Houston ranks among world’s top 30 emerging startup ecosystems

Startup Status

Long known as the Energy Capital of the World, Houston also ranks among the world’s top 30 emerging startup ecosystems, according to a new report.

The report from Startup Genome, a research and advisory organization, doesn’t assign a specific numeric ranking to Houston’s startup ecosystem. Rather, it puts Houston in the ranking range of 21 to 30 for emerging ecosystems. Startup Genome weighed factors such as early-stage funding, performance and talent to identify the top emerging ecosystems.

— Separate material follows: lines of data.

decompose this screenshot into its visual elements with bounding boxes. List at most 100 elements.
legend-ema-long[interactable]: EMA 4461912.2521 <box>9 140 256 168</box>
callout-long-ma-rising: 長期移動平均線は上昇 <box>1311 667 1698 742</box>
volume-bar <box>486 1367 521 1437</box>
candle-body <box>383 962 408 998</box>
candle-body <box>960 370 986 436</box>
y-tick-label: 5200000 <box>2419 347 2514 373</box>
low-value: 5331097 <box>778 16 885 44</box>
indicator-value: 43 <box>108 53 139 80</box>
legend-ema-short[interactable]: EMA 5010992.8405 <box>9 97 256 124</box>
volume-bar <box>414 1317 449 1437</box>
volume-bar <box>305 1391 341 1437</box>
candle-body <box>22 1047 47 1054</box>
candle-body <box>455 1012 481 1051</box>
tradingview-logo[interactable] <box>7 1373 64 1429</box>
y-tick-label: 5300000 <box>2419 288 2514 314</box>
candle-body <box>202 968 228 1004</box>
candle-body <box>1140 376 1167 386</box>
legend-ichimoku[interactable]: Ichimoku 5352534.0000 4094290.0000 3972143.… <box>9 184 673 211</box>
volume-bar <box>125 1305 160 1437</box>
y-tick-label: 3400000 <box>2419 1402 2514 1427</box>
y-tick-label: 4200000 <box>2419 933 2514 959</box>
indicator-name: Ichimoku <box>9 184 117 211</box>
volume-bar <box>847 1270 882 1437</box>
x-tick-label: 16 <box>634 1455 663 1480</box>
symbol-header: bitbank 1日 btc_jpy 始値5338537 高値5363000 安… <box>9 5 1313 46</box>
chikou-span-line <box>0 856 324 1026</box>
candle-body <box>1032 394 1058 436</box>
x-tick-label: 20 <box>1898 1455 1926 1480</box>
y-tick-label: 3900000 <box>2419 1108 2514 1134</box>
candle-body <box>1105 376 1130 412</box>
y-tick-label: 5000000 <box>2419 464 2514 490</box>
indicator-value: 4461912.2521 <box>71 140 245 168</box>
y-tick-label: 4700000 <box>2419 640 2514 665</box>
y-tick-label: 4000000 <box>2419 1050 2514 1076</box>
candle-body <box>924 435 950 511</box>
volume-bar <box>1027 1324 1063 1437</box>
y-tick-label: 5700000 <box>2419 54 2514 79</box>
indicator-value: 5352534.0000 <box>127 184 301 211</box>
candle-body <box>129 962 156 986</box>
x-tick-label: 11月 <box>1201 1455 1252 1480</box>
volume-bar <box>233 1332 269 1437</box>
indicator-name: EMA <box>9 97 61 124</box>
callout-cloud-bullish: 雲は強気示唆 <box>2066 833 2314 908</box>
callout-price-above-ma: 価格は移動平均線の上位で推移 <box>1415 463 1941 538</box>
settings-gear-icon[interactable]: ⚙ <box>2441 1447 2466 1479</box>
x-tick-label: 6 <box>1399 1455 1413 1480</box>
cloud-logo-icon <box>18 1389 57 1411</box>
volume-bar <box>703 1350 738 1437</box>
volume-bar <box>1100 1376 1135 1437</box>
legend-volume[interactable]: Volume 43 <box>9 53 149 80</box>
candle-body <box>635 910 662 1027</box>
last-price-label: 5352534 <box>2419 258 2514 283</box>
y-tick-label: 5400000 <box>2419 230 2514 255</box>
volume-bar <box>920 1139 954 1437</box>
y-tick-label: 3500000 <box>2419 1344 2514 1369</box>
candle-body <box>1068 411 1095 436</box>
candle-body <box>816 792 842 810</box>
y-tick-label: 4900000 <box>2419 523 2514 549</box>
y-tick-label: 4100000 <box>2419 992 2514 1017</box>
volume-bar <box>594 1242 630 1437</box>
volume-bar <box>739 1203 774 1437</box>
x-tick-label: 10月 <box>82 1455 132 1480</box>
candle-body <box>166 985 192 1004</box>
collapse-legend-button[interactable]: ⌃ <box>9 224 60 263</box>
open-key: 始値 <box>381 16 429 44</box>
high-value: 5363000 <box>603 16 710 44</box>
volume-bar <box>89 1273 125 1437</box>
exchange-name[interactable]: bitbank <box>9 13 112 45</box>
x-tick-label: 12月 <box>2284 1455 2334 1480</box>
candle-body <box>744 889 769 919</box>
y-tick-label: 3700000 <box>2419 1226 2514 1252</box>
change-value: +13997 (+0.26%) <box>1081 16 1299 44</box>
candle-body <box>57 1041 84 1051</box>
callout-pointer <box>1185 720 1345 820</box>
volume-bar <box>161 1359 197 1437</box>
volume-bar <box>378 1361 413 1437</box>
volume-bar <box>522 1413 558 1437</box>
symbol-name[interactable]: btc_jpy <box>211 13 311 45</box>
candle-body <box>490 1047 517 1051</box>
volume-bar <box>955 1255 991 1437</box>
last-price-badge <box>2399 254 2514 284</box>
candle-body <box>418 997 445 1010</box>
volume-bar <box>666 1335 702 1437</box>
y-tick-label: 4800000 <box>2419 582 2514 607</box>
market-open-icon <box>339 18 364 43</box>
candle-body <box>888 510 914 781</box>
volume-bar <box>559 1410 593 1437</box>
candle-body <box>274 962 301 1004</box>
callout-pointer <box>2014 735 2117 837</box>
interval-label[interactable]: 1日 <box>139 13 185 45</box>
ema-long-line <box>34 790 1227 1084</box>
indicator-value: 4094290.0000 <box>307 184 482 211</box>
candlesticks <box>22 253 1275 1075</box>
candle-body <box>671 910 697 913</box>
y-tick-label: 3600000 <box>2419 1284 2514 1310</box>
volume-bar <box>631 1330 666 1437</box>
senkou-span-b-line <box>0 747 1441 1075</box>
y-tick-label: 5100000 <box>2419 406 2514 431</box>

Houston also gained notice for being one of the world’s 20 emerging ecosystems with at least four unicorn startups in the past 10 years. Houston and nine other ecosystems each had four unicorns.

According to StartupBlink, a startup research platform, Houston’s startup ecosystem grew 24 percent in 2025, with over 1,300 startups and total startup funding exceeding $808 million. StartupBlink places Houston at No. 46 among the world’s top 100 startup ecosystems.

In a recent post on LinkedIn, David Horsup, executive in residence at the Rice Alliance Clean Energy Accelerator, wrote that Houston “has all the ingredients to be wildly successful if it stays true to its differentiated pillars that drive the economy — energy, medical, and aerospace.”

Mumbai topped Startup Genome’s list of emerging ecosystems, followed by Istanbul, Madrid, Salt Lake City-Provo and Barcelona. After Salt Lake City-Provo, the top U.S. ecosystems were Phoenix, Detroit, Minneapolis and Las Vegas.

Silicon Valley led Startup Genome’s ranking of the world’s top established ecosystems, followed by New York City, London, Tel Aviv and Boston. Austin landed at No. 18 in this category and Dallas at No. 27.

“For much of the past decade, this report has chronicled the welcome dispersion of opportunity beyond the traditional hubs,” Startup Genome writes. “That trend has not died — but it has been complicated. Capital and scale are consolidating once more, particularly in the United States, and the gap between leading and emerging ecosystems is widening.”